2022.05.09
Virtual Asset Taxation Policy Has Become More Likely to be Postponed. (Updated 2022.05.)
Virtual Asset Taxation Policy Has Become More Likely to be Postponed. (Updated 2022.05.)
[Executive Summary]
◼ With the upcoming launch of Yoon Suk-yeol government, taxation on virtual asset, which was scheduled to be enforced on January 1st, 2023 has become more likely to be postponed again. On May 2nd, Deputy Prime Minister and Minister of Economy and Finance-nominee Choo Kyung-ho announced that if Financial Investment Income Tax is given a two-year grace period, taxation on virtual asset which was scheduled to be enforced next year could also be granted a two-year grace period.

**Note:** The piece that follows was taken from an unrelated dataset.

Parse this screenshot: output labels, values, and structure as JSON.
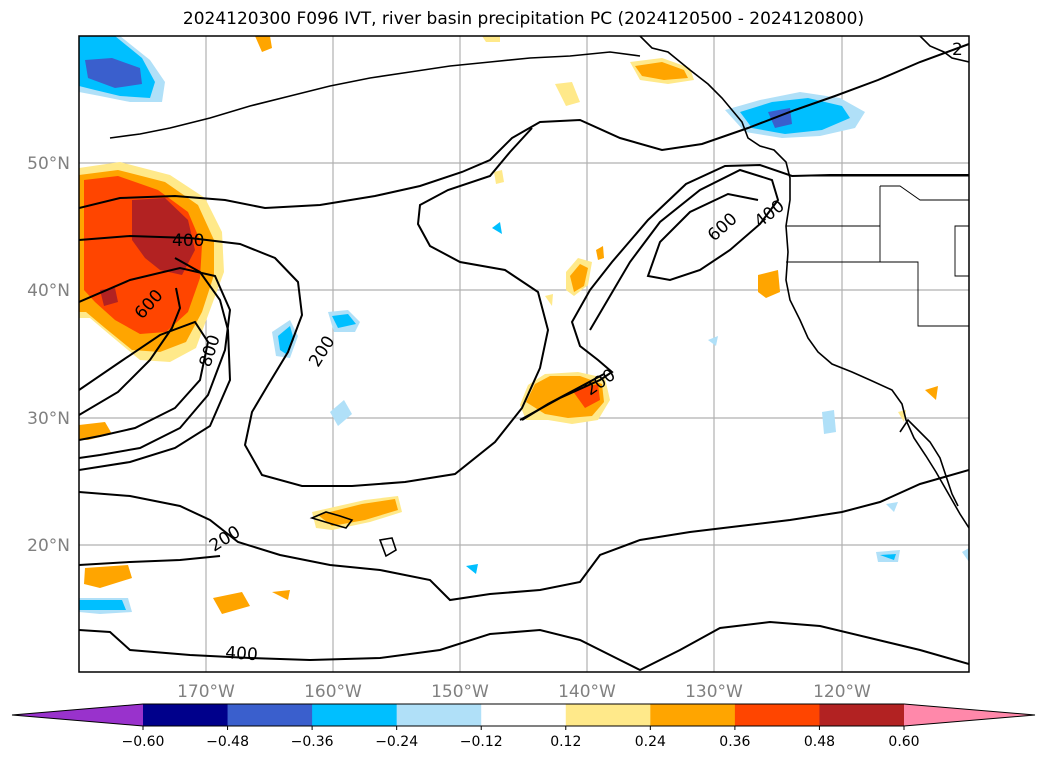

In his presidential election campaign, President-elect Yoon Suk-yeol had put forward ‘Renovation first, Taxation afterwards’ policy as one of his virtual asset-related pledges. This policy reflects the opinion that taxation should not be imposed on investors when policies and regulations on virtual assets are not yet established and secured. According to the already-existing Income Tax Act, taxation on virtual asset starts on January 1st, 2023. If Income Tax Act goes into effect as scheduled, investors who had invested in virtual asset and acquired capital gain worth more than 2.5 million KRW (basic deductible) will be imposed a 20% tax rate. Income from virtual asset transfer and rental (including withdrawal) of non-residents or foreign corporates will be taxed under Korea Source Other Income. However, the opinion of Choo Kyung-ho, Deputy Prime Minister and Minister of Economy and Finance-nominee of Yoon Suk-yeol government, shows the possibility of additional deferment of taxation on virtual asset income mentioned above. At a confirmation hearing held on May 2nd, People’s Power party member Ryu Seung-geol raised a question on the timing of imposing taxes on virtual asset. Nominee Choo mentioned, “if Financial Investment Income Tax is given a two-year grace period, taxation on virtual asset will also be postponed for two years under the same framework.” He also commented, “regarding virtual assets, legislations on digital assets are being established to prepare investment protection systems and to secure the safety and transparency of virtual asset transactions.” “Our basic policy is that we will levy tax on virtual assets if such legislations are fully equipped and the market matures,” he added.
However, please keep in mind that this change will only be applied to the transfer income tax for the individual.